Südosttürkei rückt in den Fokus: Neue Tourismusoffensive gestartet

11.04.2026 – 18:00 Uhr

ISTANBUL – Die Türkei will ihre Tourismuslandschaft stärker über die klassischen Küstenregionen hinaus erweitern. Im Rahmen der zweiten Phase der Initiative „Tourism Century“ sollen insbesondere die südostanatolischen Provinzen Batman und Şırnak als neue Reiseziele etabliert werden.

Die Initiative wird vom türkischen Reiseverband TÜRSAB in Zusammenarbeit mit der Stadtverwaltung Gaziantep umgesetzt.

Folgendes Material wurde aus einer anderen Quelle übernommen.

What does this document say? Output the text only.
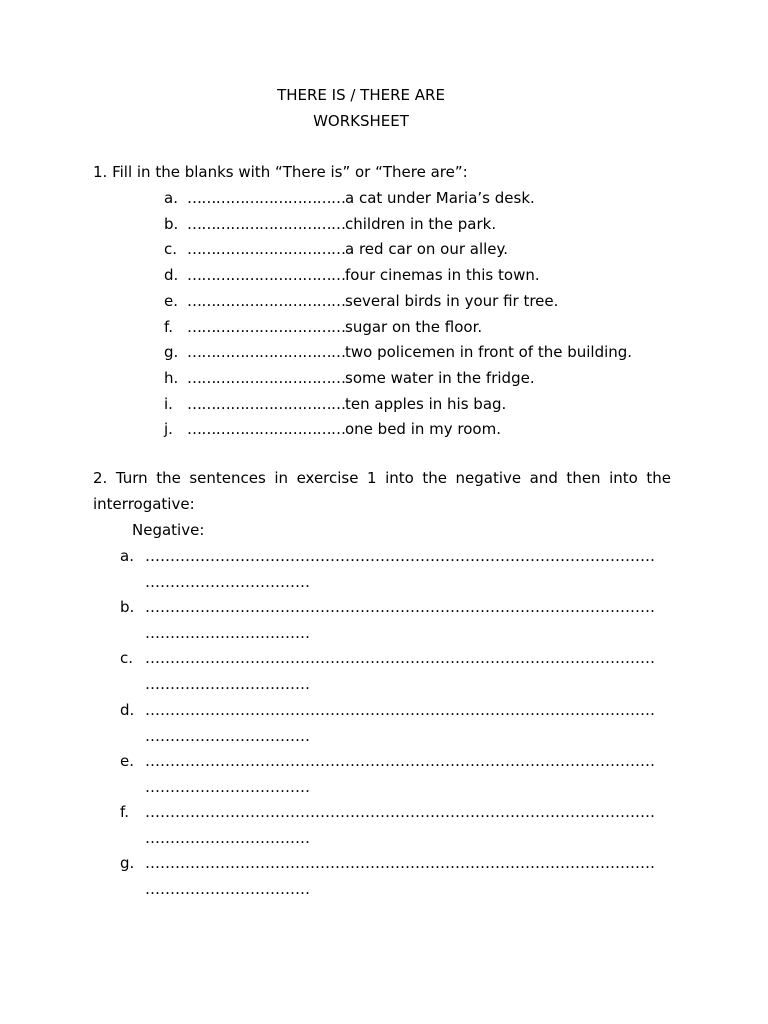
THERE IS / THERE ARE
WORKSHEET
1. Fill in the blanks with “There is” or “There are”:
a. …………………………… a cat under Maria’s desk.
b. …………………………… children in the park.
c. …………………………… a red car on our alley.
d. …………………………… four cinemas in this town.
e. …………………………… several birds in your fir tree.
f. …………………………… sugar on the floor.
g. …………………………… two policemen in front of the building.
h. …………………………… some water in the fridge.
i. …………………………… ten apples in his bag.
j. …………………………… one bed in my room.
2. Turn the sentences in exercise 1 into the negative and then into the
interrogative:
Negative:
a. …………………………………………………………………………………………
……………………………
b. …………………………………………………………………………………………
……………………………
c. …………………………………………………………………………………………
……………………………
d. …………………………………………………………………………………………
……………………………
e. …………………………………………………………………………………………
……………………………
f. …………………………………………………………………………………………
……………………………
g. …………………………………………………………………………………………
……………………………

Zwischen dem 3. und 8. Mai sind verschiedene Veranstaltungen geplant, darunter eine Fachkonferenz, Besichtigungen vor Ort sowie eine offizielle Präsentation der touristischen Angebote der Region.

Ziel des Programms ist es, Reiseveranstaltern und Medien die kulturellen, historischen und natürlichen Potenziale der Region näherzubringen und diese stärker in internationale und nationale Reiseprogramme zu integrieren.

Angeführt wird das Projekt von Gazianteps Bürgermeisterin Fatma Şahin, deren Stadtverwaltung bereits als Modell für regionale Entwicklungsstrategien vorgestellt wird.

Die Südosttürkei gilt traditionell als weniger erschlossene Tourismusregion. In den vergangenen Jahren wurden jedoch verstärkt Infrastrukturmaßnahmen und Sicherheitsoperationen durchgeführt, die nach Angaben von Behörden zu einer stabileren Lage in der Region beigetragen haben.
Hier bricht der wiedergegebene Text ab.